Last night, I cried. Really cried. It wasn't the first time I've cried in the past 5 months, but it WAS the first time I really LET myself cry. Without trying to make myself stop. Always, I try to make myself stop, afraid of where I will end up if I don't.
Why did I let myself cry last night?
It was a long night. I did chat, and while it was a good chat, I was in the chatroom until 11. I was on the couch, laptop on my lap, falling asleep, that's how long I was in there. 3 hours. I finally told everyone I had to leave. I was exhausted, and Brandon was getting off work at 1:30. AM. I needed to sleep for a few hours before I had to go pick him up. I was afraid to go to bed, because I was afraid I wouldn't get up. So Tony said he would set the alarm, I was going to fall asleep on the couch, and he would come downstairs and wake me when the alarm went off.

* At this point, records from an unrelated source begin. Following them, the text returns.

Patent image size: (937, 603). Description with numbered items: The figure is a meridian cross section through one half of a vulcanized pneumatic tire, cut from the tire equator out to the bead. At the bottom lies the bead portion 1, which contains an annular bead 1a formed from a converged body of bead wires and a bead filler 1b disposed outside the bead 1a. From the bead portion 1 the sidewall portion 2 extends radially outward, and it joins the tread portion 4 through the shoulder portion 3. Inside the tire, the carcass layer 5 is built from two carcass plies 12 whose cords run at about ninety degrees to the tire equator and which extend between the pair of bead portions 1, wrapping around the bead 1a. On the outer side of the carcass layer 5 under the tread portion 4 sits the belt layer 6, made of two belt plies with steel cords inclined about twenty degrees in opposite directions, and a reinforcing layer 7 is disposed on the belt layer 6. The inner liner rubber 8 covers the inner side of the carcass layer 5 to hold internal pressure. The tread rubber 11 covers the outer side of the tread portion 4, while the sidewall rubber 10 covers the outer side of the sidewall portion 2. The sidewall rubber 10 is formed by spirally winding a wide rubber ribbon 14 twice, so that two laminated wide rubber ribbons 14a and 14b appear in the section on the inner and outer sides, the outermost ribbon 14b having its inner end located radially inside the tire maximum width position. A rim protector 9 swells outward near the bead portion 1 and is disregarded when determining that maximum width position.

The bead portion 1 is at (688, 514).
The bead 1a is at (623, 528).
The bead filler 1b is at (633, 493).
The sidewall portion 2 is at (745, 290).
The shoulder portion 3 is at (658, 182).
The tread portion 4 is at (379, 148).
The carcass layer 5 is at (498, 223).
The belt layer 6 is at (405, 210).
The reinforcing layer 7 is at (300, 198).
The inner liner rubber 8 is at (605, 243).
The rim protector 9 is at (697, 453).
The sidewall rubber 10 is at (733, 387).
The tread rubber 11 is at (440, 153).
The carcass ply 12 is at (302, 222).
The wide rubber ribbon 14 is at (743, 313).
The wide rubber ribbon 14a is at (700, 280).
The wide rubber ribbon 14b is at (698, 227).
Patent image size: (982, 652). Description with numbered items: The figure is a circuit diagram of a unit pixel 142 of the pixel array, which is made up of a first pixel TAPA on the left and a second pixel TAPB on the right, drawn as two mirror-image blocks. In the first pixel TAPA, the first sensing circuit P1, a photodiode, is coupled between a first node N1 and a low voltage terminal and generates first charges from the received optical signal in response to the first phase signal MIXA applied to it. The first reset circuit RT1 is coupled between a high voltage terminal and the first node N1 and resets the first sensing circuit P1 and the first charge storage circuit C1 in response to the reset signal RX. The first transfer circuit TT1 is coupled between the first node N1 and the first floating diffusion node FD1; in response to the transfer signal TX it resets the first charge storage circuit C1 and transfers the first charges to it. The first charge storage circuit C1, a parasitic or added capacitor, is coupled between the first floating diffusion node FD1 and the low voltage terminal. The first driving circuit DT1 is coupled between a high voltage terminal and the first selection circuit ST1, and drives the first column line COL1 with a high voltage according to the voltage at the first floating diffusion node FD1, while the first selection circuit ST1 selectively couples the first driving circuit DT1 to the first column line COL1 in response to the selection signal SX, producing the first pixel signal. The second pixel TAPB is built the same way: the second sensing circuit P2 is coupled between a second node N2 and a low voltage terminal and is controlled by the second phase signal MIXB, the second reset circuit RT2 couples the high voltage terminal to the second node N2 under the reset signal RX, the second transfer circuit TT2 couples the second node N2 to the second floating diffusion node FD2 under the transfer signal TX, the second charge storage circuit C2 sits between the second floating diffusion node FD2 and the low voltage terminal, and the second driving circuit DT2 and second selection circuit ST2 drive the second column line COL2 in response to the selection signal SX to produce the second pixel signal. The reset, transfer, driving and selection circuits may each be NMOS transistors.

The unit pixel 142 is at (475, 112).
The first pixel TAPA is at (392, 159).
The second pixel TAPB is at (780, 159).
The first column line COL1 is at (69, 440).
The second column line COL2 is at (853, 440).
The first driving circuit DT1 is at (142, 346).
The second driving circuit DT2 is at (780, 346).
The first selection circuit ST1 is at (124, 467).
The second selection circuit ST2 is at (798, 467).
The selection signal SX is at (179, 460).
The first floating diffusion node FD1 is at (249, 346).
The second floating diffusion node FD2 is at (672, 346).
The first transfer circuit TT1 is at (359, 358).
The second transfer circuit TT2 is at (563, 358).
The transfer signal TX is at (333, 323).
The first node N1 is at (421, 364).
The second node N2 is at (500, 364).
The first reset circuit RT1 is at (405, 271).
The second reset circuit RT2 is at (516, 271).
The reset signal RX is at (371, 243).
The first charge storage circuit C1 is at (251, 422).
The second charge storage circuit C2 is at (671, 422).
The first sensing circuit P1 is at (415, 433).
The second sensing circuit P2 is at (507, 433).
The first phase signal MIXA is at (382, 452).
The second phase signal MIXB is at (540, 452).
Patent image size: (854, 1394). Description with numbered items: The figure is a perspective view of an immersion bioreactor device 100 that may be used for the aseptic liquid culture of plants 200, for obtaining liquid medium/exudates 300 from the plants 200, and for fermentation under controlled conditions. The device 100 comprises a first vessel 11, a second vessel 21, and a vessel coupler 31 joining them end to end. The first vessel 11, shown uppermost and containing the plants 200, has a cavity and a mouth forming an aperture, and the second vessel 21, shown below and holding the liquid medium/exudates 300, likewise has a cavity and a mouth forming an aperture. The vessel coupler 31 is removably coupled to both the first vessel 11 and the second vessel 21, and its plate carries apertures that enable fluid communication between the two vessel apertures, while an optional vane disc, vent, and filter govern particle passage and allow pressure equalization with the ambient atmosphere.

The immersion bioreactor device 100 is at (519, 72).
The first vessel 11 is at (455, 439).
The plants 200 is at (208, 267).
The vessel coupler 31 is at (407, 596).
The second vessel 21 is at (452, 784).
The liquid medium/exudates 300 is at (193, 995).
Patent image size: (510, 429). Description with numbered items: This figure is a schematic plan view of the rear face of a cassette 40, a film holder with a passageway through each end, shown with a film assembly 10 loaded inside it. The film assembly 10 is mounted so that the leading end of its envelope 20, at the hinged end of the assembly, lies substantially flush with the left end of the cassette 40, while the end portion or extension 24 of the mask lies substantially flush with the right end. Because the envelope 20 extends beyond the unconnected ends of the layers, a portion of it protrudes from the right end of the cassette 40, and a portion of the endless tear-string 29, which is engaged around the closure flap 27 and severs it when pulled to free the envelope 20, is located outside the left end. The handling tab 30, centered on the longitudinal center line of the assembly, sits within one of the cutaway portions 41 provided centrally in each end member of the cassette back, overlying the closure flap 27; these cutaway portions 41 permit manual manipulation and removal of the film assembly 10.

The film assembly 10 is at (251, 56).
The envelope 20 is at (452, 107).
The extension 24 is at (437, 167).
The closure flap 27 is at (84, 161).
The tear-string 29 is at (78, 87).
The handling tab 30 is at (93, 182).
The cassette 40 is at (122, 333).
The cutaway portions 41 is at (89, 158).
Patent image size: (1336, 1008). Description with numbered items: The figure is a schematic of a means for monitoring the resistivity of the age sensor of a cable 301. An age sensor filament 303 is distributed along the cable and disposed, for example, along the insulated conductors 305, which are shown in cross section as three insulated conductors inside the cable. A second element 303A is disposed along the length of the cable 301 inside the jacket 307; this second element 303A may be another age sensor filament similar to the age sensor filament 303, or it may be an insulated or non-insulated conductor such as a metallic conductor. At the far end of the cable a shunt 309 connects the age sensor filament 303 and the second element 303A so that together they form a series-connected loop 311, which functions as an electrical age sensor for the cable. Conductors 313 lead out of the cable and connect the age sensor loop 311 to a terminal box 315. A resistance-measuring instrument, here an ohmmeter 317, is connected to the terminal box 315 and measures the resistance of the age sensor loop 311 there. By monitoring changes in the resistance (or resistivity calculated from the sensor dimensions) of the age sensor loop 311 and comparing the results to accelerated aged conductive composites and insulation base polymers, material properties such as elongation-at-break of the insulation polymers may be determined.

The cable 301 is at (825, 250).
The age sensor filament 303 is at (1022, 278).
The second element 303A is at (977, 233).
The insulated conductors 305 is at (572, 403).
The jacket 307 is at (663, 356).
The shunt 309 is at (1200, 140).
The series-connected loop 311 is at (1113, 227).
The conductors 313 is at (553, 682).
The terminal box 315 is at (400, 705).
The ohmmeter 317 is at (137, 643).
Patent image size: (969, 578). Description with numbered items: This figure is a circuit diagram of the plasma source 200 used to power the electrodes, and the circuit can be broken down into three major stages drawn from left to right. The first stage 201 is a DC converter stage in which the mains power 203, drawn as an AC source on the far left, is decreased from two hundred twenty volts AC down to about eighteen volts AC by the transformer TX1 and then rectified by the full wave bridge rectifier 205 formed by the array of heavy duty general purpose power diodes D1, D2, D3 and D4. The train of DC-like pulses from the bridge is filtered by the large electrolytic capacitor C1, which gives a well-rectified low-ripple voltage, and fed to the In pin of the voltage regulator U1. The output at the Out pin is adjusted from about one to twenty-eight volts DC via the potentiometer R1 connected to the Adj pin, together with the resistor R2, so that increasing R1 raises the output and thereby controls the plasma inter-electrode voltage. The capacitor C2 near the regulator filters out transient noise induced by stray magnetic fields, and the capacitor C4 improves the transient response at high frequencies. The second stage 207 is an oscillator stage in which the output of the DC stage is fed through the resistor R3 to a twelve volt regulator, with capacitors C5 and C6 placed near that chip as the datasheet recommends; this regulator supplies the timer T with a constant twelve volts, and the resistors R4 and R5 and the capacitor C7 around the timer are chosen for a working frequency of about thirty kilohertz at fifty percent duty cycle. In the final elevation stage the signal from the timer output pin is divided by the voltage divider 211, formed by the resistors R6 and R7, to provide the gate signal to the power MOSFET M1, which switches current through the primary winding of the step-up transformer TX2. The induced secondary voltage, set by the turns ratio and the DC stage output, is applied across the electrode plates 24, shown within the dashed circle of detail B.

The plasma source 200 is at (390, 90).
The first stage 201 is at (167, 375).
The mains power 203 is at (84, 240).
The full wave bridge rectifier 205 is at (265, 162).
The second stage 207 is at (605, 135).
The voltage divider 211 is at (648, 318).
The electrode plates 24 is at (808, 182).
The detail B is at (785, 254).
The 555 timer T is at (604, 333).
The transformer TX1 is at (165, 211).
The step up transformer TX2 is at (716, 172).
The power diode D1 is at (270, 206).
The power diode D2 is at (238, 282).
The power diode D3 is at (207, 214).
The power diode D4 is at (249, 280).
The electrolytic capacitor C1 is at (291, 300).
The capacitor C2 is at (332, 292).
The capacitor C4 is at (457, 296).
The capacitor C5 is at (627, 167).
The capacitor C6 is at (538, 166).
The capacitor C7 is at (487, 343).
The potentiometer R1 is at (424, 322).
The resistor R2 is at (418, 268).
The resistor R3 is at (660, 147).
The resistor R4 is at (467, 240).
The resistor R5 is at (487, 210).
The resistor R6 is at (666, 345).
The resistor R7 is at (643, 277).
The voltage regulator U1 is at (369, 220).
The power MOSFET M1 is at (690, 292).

So I settled in on the couch with a quilt, and Tony went out to his car because he remembered he left his cell phone in it. He wanted to keep his phone by the bed in case Brandon called to tell us he got off early. I was keeping the house phone on the table next to the couch for the same reason.
So to the reason why I cried last night...
He came in the family room, where I was comfy on the couch, falling asleep, and said, "I need to call in the morning to confirm the time, but the zoo called and wants me to come for a second interview Thursday morning." Then he went up to bed.
And I lay there on the couch, crying...crying out all of the pent up, held back tears of the past five months. The tears of frustration. The tears of fear. I know it's only a second interview, there are two others in the running besides Tony, he's had second interviews before that amounted to nothing, but there I lay on my couch, crying, pleading with God to PLEASE let this be the job he gets. PLEASE. It's not just "A", any old job...it's a job that is perfect for him, he is excited about the thought of working there...and, he needs a job. That's what it all comes down to, HE. NEEDS. A. JOB. We need for him to have a job.
So, tomorrow morning at 9:30, he has the interview. Not really an interview in the normal sense...he has to go in and meet all of the people who will be working for him if he gets the job. I guess the purpose of this is to see how compatible he is with those he would supervise. He has said several times the person who interviewed him really seems to like him. We've had our hopes up so many times the past few months, though.
But I really hope this is it. I'm keeping my fingers crossed that it is. I don't know if I will be able to take it if he doesn't get this job.
I still have such a hard time believing sometimes that this is our life...that Tony has been unemployed for 5 months. That WE have become part of the statistics everyone reads about and hears about.
How did this happen? And how will this end?